Senado aprova projeto que define relação sexual com menor de 14 anos como crime de estupro
O Senado Federal aprovou nesta quarta-feira, 25 de junho, um projeto de lei que deixa absolutamente claro no Código Penal brasileiro que qualquer relação sexual com menores de 14 anos será sempre considerada crime de estupro. A decisão histórica ocorre independentemente de consentimento, experiência sexual anterior ou gravidez da vítima, reforçando a proteção legal de crianças e adolescentes.
Projeto segue para sanção presidencial após aprovação unânime
O texto, de autoria da deputada federal Laura Carneiro do PSD-RJ, já havia sido aprovado pela Câmara dos Deputados em dezembro de 2024 e aguardava análise dos senadores. Com a aprovação final no Senado, o projeto agora segue para sanção do presidente Luiz Inácio Lula da Silva, que deverá transformá-lo em lei nacional.
Contexto de aprovação coincide com caso emblemático em Minas Gerais
A aprovação do projeto ocorreu no mesmo dia em que o desembargador Magid Nauef Láuar, da 9ª Câmara Criminal do Tribunal de Justiça de Minas Gerais, reverteu sua decisão anterior e condenou um homem de 35 anos acusado de estupro de vulnerável contra uma menina de 12 anos em Indianópolis. O magistrado, que inicialmente havia votado pela absolvição do réu ao considerar existir "vínculo afetivo consensual", decidiu manter a sentença condenatória de primeira instância e determinar a expedição imediata de mandado de prisão.
Após ampla repercussão nacional do caso e recurso apresentado pelo Ministério Público de Minas Gerais, o TJMG determinou a prisão do suspeito e da mãe da menina, que tinha conhecimento sobre o crime. Ambos foram presos na tarde desta quarta-feira, demonstrando a urgência da medida legislativa.

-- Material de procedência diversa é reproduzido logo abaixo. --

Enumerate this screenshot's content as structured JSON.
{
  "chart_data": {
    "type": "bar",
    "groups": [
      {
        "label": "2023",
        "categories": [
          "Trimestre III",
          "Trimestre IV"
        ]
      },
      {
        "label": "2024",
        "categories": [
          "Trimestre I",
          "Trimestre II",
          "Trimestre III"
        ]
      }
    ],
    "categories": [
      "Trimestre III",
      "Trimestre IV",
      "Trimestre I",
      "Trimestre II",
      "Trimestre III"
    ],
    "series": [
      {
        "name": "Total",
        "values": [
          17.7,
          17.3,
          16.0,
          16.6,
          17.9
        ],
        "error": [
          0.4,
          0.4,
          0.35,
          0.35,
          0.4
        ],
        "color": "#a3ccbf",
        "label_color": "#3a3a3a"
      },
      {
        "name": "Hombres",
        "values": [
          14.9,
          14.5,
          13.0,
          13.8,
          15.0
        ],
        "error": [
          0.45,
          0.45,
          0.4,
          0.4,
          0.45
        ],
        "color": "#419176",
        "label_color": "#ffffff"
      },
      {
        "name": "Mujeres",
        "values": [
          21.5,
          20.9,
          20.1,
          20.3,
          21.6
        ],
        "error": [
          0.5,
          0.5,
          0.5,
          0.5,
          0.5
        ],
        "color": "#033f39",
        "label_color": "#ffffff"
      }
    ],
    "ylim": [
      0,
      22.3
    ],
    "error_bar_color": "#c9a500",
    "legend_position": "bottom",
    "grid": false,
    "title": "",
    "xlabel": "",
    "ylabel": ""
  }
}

Legislação atual e necessidade de esclarecimento explícito
Atualmente, a legislação brasileira já estabelece que crianças e adolescentes com menos de 14 anos são considerados incapazes de consentir atos sexuais, sendo qualquer prática sexual envolvendo menores nessa faixa etária enquadrada como estupro. O Superior Tribunal de Justiça consolidou essa norma, considerando irrelevante o consentimento da vítima ou a existência de relacionamento entre as partes.
No entanto, diversos tribunais pelo país têm proferido decisões com entendimentos divergentes, criando inconsistências na aplicação da lei. O projeto aprovado busca eliminar essas ambiguidades ao incluir explicitamente na legislação que o crime de estupro será considerado "independentemente do consentimento da vítima, de sua experiência sexual, do fato de ela ter mantido relações sexuais anteriormente ao crime ou da ocorrência de gravidez".
Proteção reforçada e intenção do legislador
Segundo o relatório da senadora Eliziane Gama do PSD-MA, "a alteração que estabelece a presunção absoluta de vulnerabilidade da vítima reforça a intenção do legislador de não permitir discussões que possam desvirtuar a finalidade da norma, focando na proteção do incapaz de consentir". A parlamentar destacou que infelizmente ainda ocorrem com frequência julgamentos que divergem dessa proteção em alguns Tribunais de Justiça do país.
A medida representa um avanço significativo na proteção de crianças e adolescentes, estabelecendo parâmetros claros e inquestionáveis para o judiciário brasileiro. Com a sanção presidencial, espera-se que as inconsistências nas decisões judiciais sobre o tema sejam eliminadas, garantindo maior segurança jurídica e proteção efetiva aos menores de idade.